Fixing a Jacked-up, Unfair, Screwball Publishing Industry: The Coffee Shop Underground
Alternately: Operation: “Cyborg” Dickens
Suppose that someone simulated a Dickensian publishing climate based on these objective facts about it:
A motivated storyteller, supported by a courageous publisher, pushed the boundaries of new publishing technologies. Between them they innovated a new form of publishing that grew to be more successful — in terms of profit and proliferation — than any publishing before it had, and renewed a by-the-numbers industry into a livelier shape, setting a precedent for a hundred years.
That’s a true account, with names left out, of how Charles Dickens worked with a publisher called Chapman and Hall in the early 1800s to publish The Pickwick Papers.
They innovated “the serial!” which doesn’t sound like that amazing an idea right now, since it just means a book that’s been all split into episodes.

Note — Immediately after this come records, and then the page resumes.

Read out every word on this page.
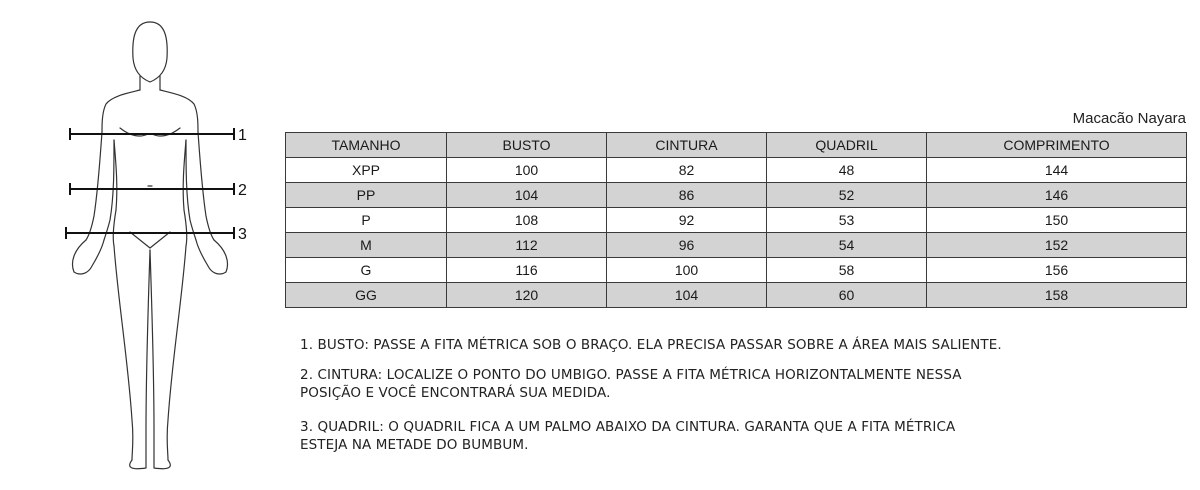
1
2
3
Macacão Nayara
TAMANHO	BUSTO	CINTURA	QUADRIL	COMPRIMENTO
XPP	100	82	48	144
PP	104	86	52	146
P	108	92	53	150
M	112	96	54	152
G	116	100	58	156
GG	120	104	60	158

1. BUSTO: PASSE A FITA MÉTRICA SOB O BRAÇO. ELA PRECISA PASSAR SOBRE A ÁREA MAIS SALIENTE.

2. CINTURA: LOCALIZE O PONTO DO UMBIGO. PASSE A FITA MÉTRICA HORIZONTALMENTE NESSA POSIÇÃO E VOCÊ ENCONTRARÁ SUA MEDIDA.

3. QUADRIL: O QUADRIL FICA A UM PALMO ABAIXO DA CINTURA. GARANTA QUE A FITA MÉTRICA ESTEJA NA METADE DO BUMBUM.
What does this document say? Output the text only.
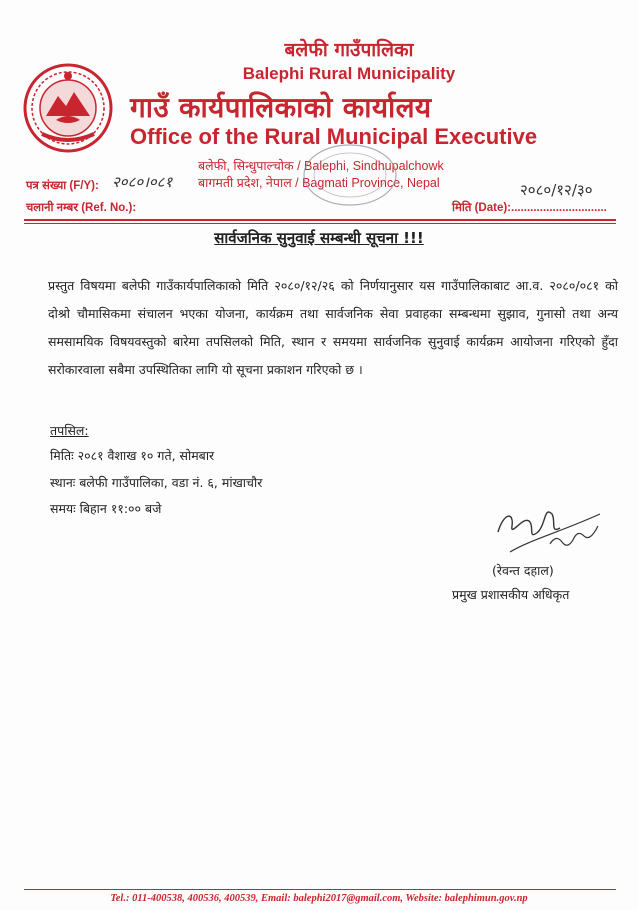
बलेफी गाउँपालिका
Balephi Rural Municipality
गाउँ कार्यपालिकाको कार्यालय
Office of the Rural Municipal Executive
बलेफी, सिन्धुपाल्चोक / Balephi, Sindhupalchowk
बागमती प्रदेश, नेपाल / Bagmati Province, Nepal
पत्र संख्या (F/Y): २०८०।०८१
चलानी नम्बर (Ref. No.):
२०८०/१२/३०
मिति (Date):..............................
सार्वजनिक सुनुवाई सम्बन्धी सूचना !!!
प्रस्तुत विषयमा बलेफी गाउँकार्यपालिकाको मिति २०८०/१२/२६ को निर्णयानुसार यस गाउँपालिकाबाट आ.व. २०८०/०८१ को दोश्रो चौमासिकमा संचालन भएका योजना, कार्यक्रम तथा सार्वजनिक सेवा प्रवाहका सम्बन्धमा सुझाव, गुनासो तथा अन्य समसामयिक विषयवस्तुको बारेमा तपसिलको मिति, स्थान र समयमा सार्वजनिक सुनुवाई कार्यक्रम आयोजना गरिएको हुँदा सरोकारवाला सबैमा उपस्थितिका लागि यो सूचना प्रकाशन गरिएको छ ।
तपसिल:
मितिः २०८१ वैशाख १० गते, सोमबार
स्थानः बलेफी गाउँपालिका, वडा नं. ६, मांखाचौर
समयः बिहान ११:०० बजे
(रेवन्त दहाल)
प्रमुख प्रशासकीय अधिकृत
Tel.: 011-400538, 400536, 400539, Email: balephi2017@gmail.com, Website: balephimun.gov.np
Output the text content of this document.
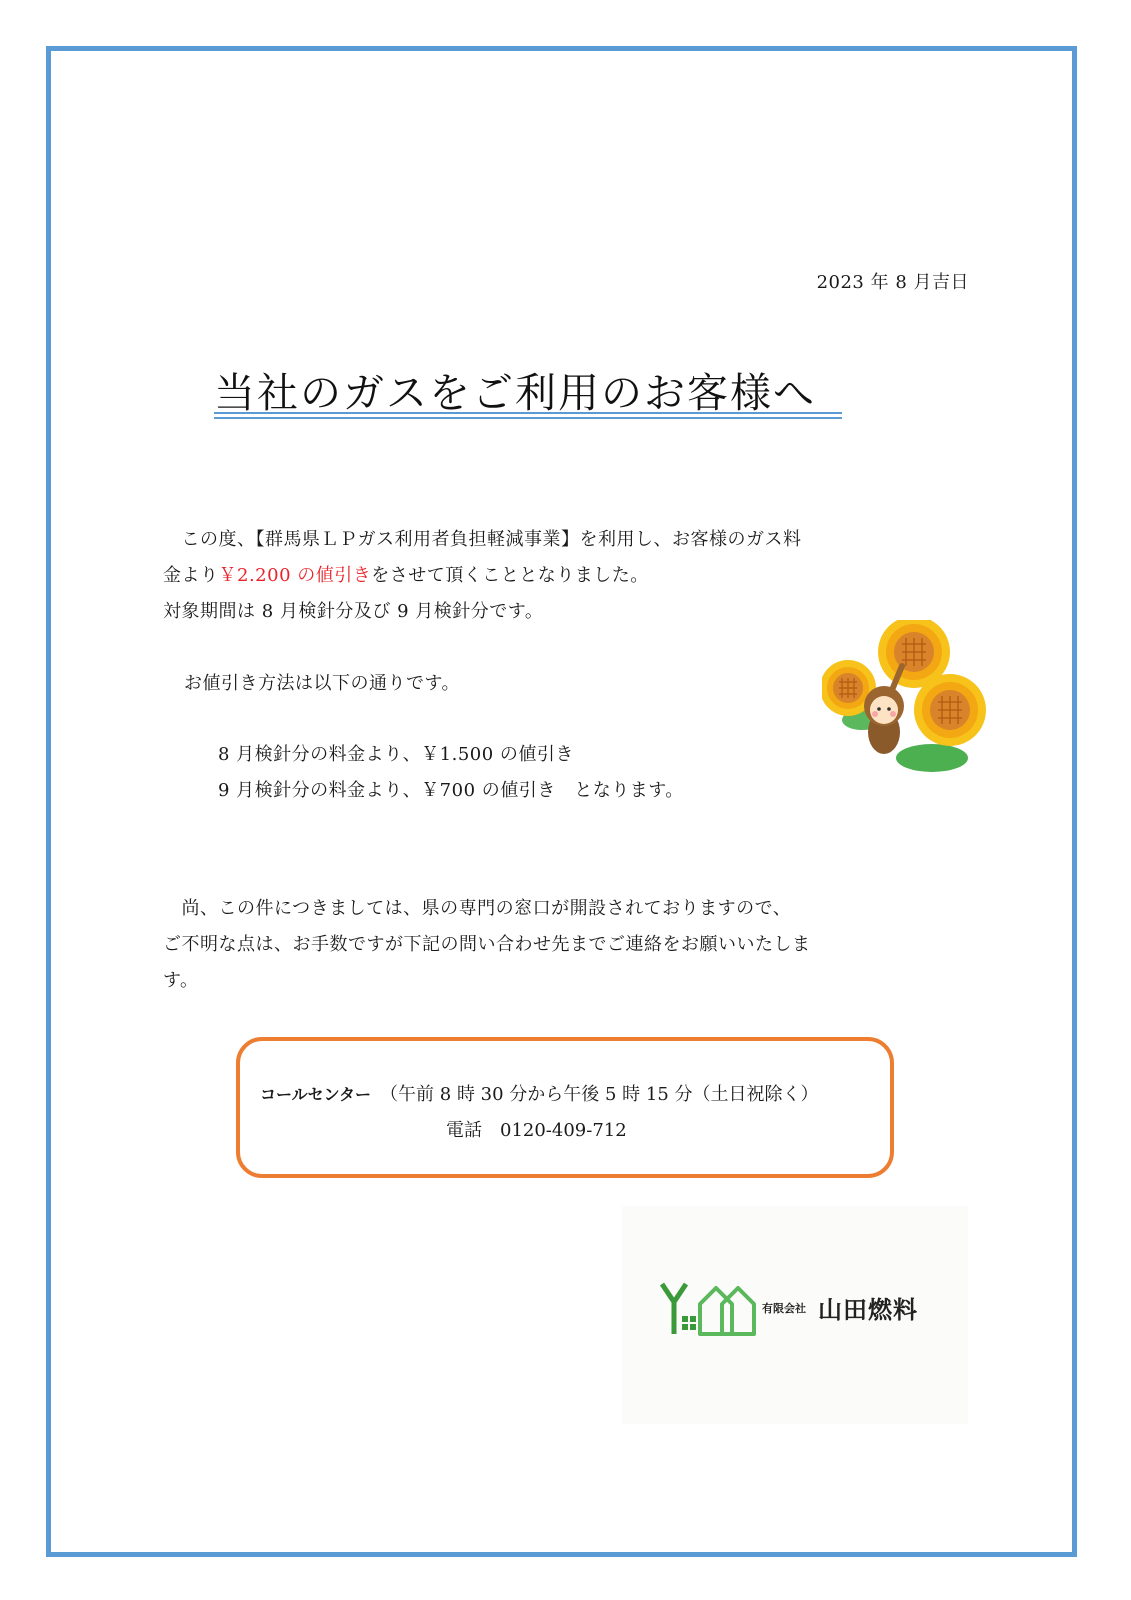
2023 年 8 月吉日
当社のガスをご利用のお客様へ
　この度、【群馬県ＬＰガス利用者負担軽減事業】を利用し、お客様のガス料
金より￥2.200 の値引きをさせて頂くこととなりました。
対象期間は 8 月検針分及び 9 月検針分です。
お値引き方法は以下の通りです。
8 月検針分の料金より、￥1.500 の値引き
9 月検針分の料金より、￥700 の値引き　となります。
　尚、この件につきましては、県の専門の窓口が開設されておりますので、
ご不明な点は、お手数ですが下記の問い合わせ先までご連絡をお願いいたしま
す。
コールセンター　 （午前 8 時 30 分から午後 5 時 15 分（土日祝除く）
電話　 0120-409-712
有限会社 山田燃料
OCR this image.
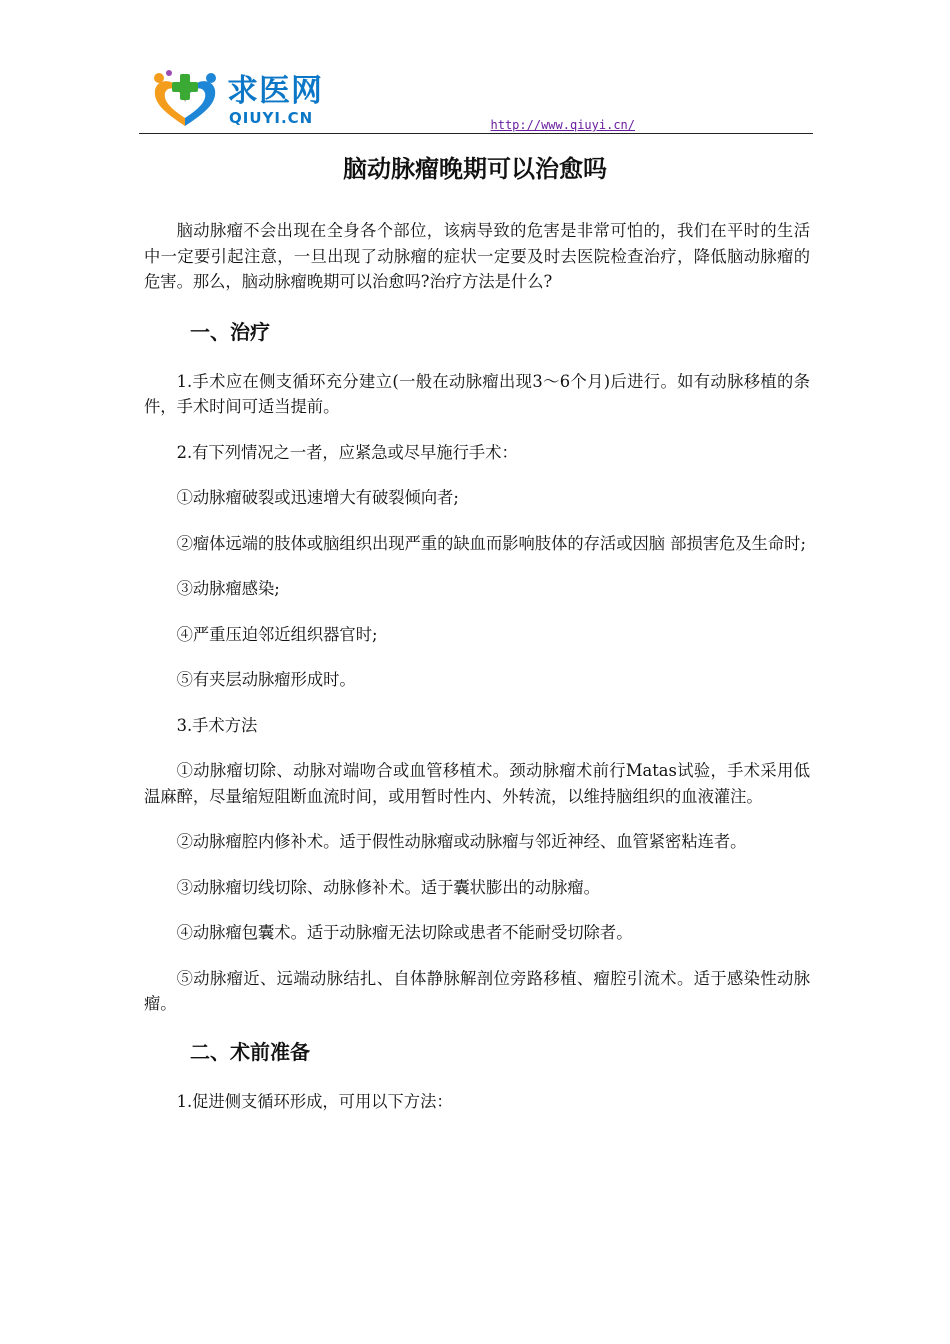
求医网
QIUYI.CN	http://www.qiuyi.cn/
脑动脉瘤晚期可以治愈吗

脑动脉瘤不会出现在全身各个部位，该病导致的危害是非常可怕的，我们在平时的生活中一定要引起注意，一旦出现了动脉瘤的症状一定要及时去医院检查治疗，降低脑动脉瘤的危害。那么，脑动脉瘤晚期可以治愈吗?治疗方法是什么?

一、治疗

1.手术应在侧支循环充分建立(一般在动脉瘤出现3～6个月)后进行。如有动脉移植的条件，手术时间可适当提前。

2.有下列情况之一者，应紧急或尽早施行手术：

①动脉瘤破裂或迅速增大有破裂倾向者;

②瘤体远端的肢体或脑组织出现严重的缺血而影响肢体的存活或因脑 部损害危及生命时;

③动脉瘤感染;

④严重压迫邻近组织器官时;

⑤有夹层动脉瘤形成时。

3.手术方法

①动脉瘤切除、动脉对端吻合或血管移植术。颈动脉瘤术前行Matas试验，手术采用低温麻醉，尽量缩短阻断血流时间，或用暂时性内、外转流，以维持脑组织的血液灌注。

②动脉瘤腔内修补术。适于假性动脉瘤或动脉瘤与邻近神经、血管紧密粘连者。

③动脉瘤切线切除、动脉修补术。适于囊状膨出的动脉瘤。

④动脉瘤包囊术。适于动脉瘤无法切除或患者不能耐受切除者。

⑤动脉瘤近、远端动脉结扎、自体静脉解剖位旁路移植、瘤腔引流术。适于感染性动脉瘤。

二、术前准备

1.促进侧支循环形成，可用以下方法：
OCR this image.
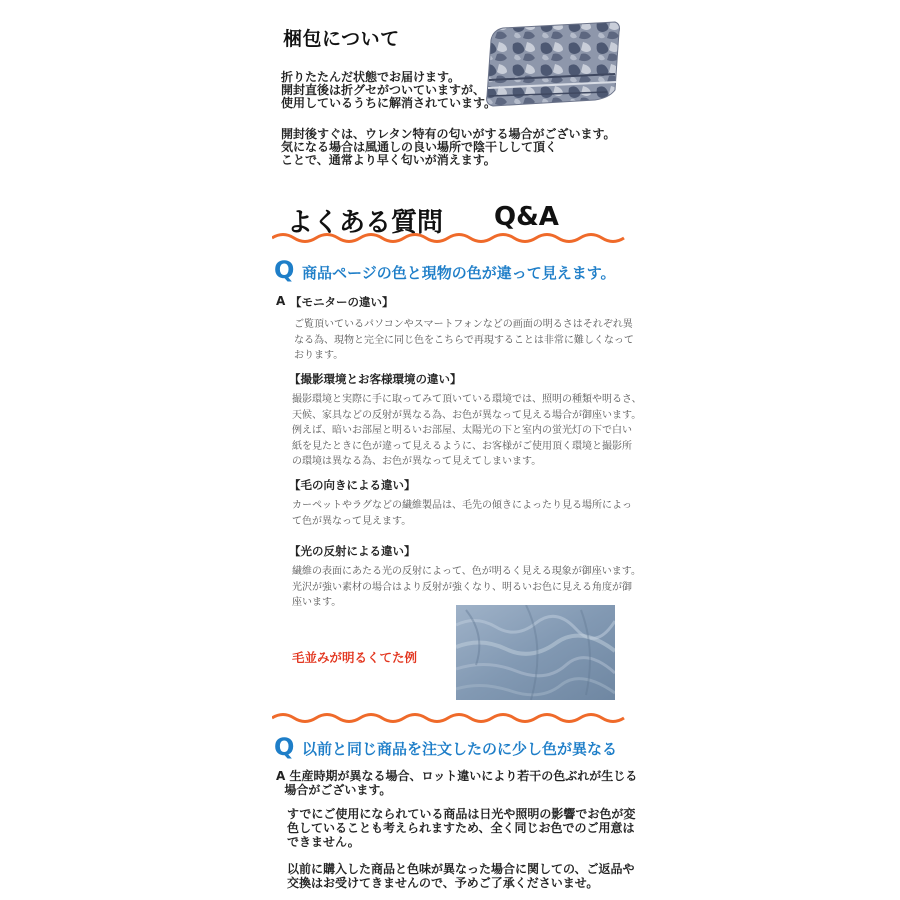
梱包について
折りたたんだ状態でお届けます。
開封直後は折グセがついていますが、
使用しているうちに解消されています。
開封後すぐは、ウレタン特有の匂いがする場合がございます。
気になる場合は風通しの良い場所で陰干しして頂く
ことで、通常より早く匂いが消えます。
よくある質問 Q&A
Q 商品ページの色と現物の色が違って見えます。
A 【モニターの違い】
ご覧頂いているパソコンやスマートフォンなどの画面の明るさはそれぞれ異
なる為、現物と完全に同じ色をこちらで再現することは非常に難しくなって
おります。
【撮影環境とお客様環境の違い】
撮影環境と実際に手に取ってみて頂いている環境では、照明の種類や明るさ、
天候、家具などの反射が異なる為、お色が異なって見える場合が御座います。
例えば、暗いお部屋と明るいお部屋、太陽光の下と室内の蛍光灯の下で白い
紙を見たときに色が違って見えるように、お客様がご使用頂く環境と撮影所
の環境は異なる為、お色が異なって見えてしまいます。
【毛の向きによる違い】
カーペットやラグなどの繊維製品は、毛先の傾きによったり見る場所によっ
て色が異なって見えます。
【光の反射による違い】
繊維の表面にあたる光の反射によって、色が明るく見える現象が御座います。
光沢が強い素材の場合はより反射が強くなり、明るいお色に見える角度が御
座います。
毛並みが明るくてた例
Q 以前と同じ商品を注文したのに少し色が異なる
A 生産時期が異なる場合、ロット違いにより若干の色ぶれが生じる
場合がございます。
すでにご使用になられている商品は日光や照明の影響でお色が変
色していることも考えられますため、全く同じお色でのご用意は
できません。
以前に購入した商品と色味が異なった場合に関しての、ご返品や
交換はお受けてきませんので、予めご了承くださいませ。
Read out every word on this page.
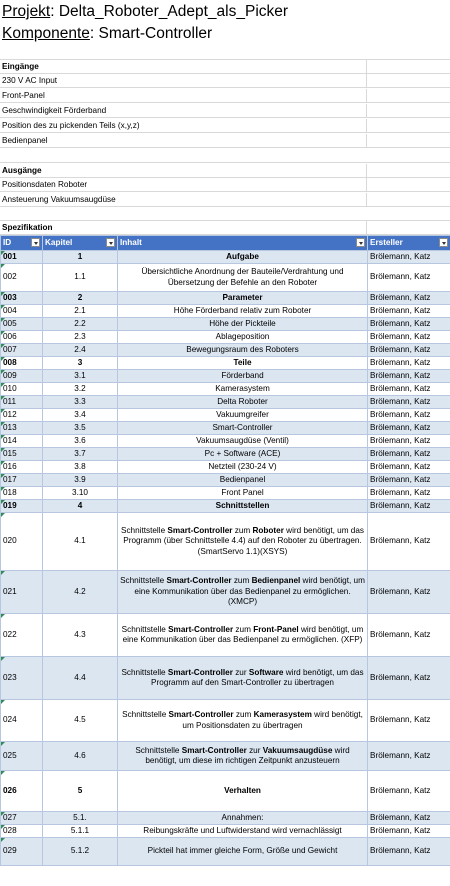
Projekt: Delta_Roboter_Adept_als_Picker
Komponente: Smart-Controller
Eingänge
230 V AC Input
Front-Panel
Geschwindigkeit Förderband
Position des zu pickenden Teils (x,y,z)
Bedienpanel
Ausgänge
Positionsdaten Roboter
Ansteuerung Vakuumsaugdüse
Spezifikation
ID	Kapitel	Inhalt	Ersteller

001	1	Aufgabe	Brölemann, Katz
002	1.1	Übersichtliche Anordnung der Bauteile/Verdrahtung und Übersetzung der Befehle an den Roboter	Brölemann, Katz
003	2	Parameter	Brölemann, Katz
004	2.1	Höhe Förderband relativ zum Roboter	Brölemann, Katz
005	2.2	Höhe der Pickteile	Brölemann, Katz
006	2.3	Ablageposition	Brölemann, Katz
007	2.4	Bewegungsraum des Roboters	Brölemann, Katz
008	3	Teile	Brölemann, Katz
009	3.1	Förderband	Brölemann, Katz
010	3.2	Kamerasystem	Brölemann, Katz
011	3.3	Delta Roboter	Brölemann, Katz
012	3.4	Vakuumgreifer	Brölemann, Katz
013	3.5	Smart-Controller	Brölemann, Katz
014	3.6	Vakuumsaugdüse (Ventil)	Brölemann, Katz
015	3.7	Pc + Software (ACE)	Brölemann, Katz
016	3.8	Netzteil (230-24 V)	Brölemann, Katz
017	3.9	Bedienpanel	Brölemann, Katz
018	3.10	Front Panel	Brölemann, Katz
019	4	Schnittstellen	Brölemann, Katz
020	4.1	Schnittstelle Smart-Controller zum Roboter wird benötigt, um das Programm (über Schnittstelle 4.4) auf den Roboter zu übertragen. (SmartServo 1.1)(XSYS)	Brölemann, Katz
021	4.2	Schnittstelle Smart-Controller zum Bedienpanel wird benötigt, um eine Kommunikation über das Bedienpanel zu ermöglichen. (XMCP)	Brölemann, Katz
022	4.3	Schnittstelle Smart-Controller zum Front-Panel wird benötigt, um eine Kommunikation über das Bedienpanel zu ermöglichen. (XFP)	Brölemann, Katz
023	4.4	Schnittstelle Smart-Controller zur Software wird benötigt, um das Programm auf den Smart-Controller zu übertragen	Brölemann, Katz
024	4.5	Schnittstelle Smart-Controller zum Kamerasystem wird benötigt, um Positionsdaten zu übertragen	Brölemann, Katz
025	4.6	Schnittstelle Smart-Controller zur Vakuumsaugdüse wird benötigt, um diese im richtigen Zeitpunkt anzusteuern	Brölemann, Katz
026	5	Verhalten	Brölemann, Katz
027	5.1.	Annahmen:	Brölemann, Katz
028	5.1.1	Reibungskräfte und Luftwiderstand wird vernachlässigt	Brölemann, Katz
029	5.1.2	Pickteil hat immer gleiche Form, Größe und Gewicht	Brölemann, Katz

Except, before they invented it, it would have sounded impossible to believe. It was revolutionary. And, without it, we would not have an appetite for serialized TV shows. So there.
Suppose for a breath that an entity arose that wanted to be the Chapman and Hall of their century. Suppose that they wanted to reinvigorate an undead industry. Make a close examination of the publishing giants and tell me that they don’t look like massive zombies, slogging on after death by sheer willpower.
That would be an encouraging enterprise.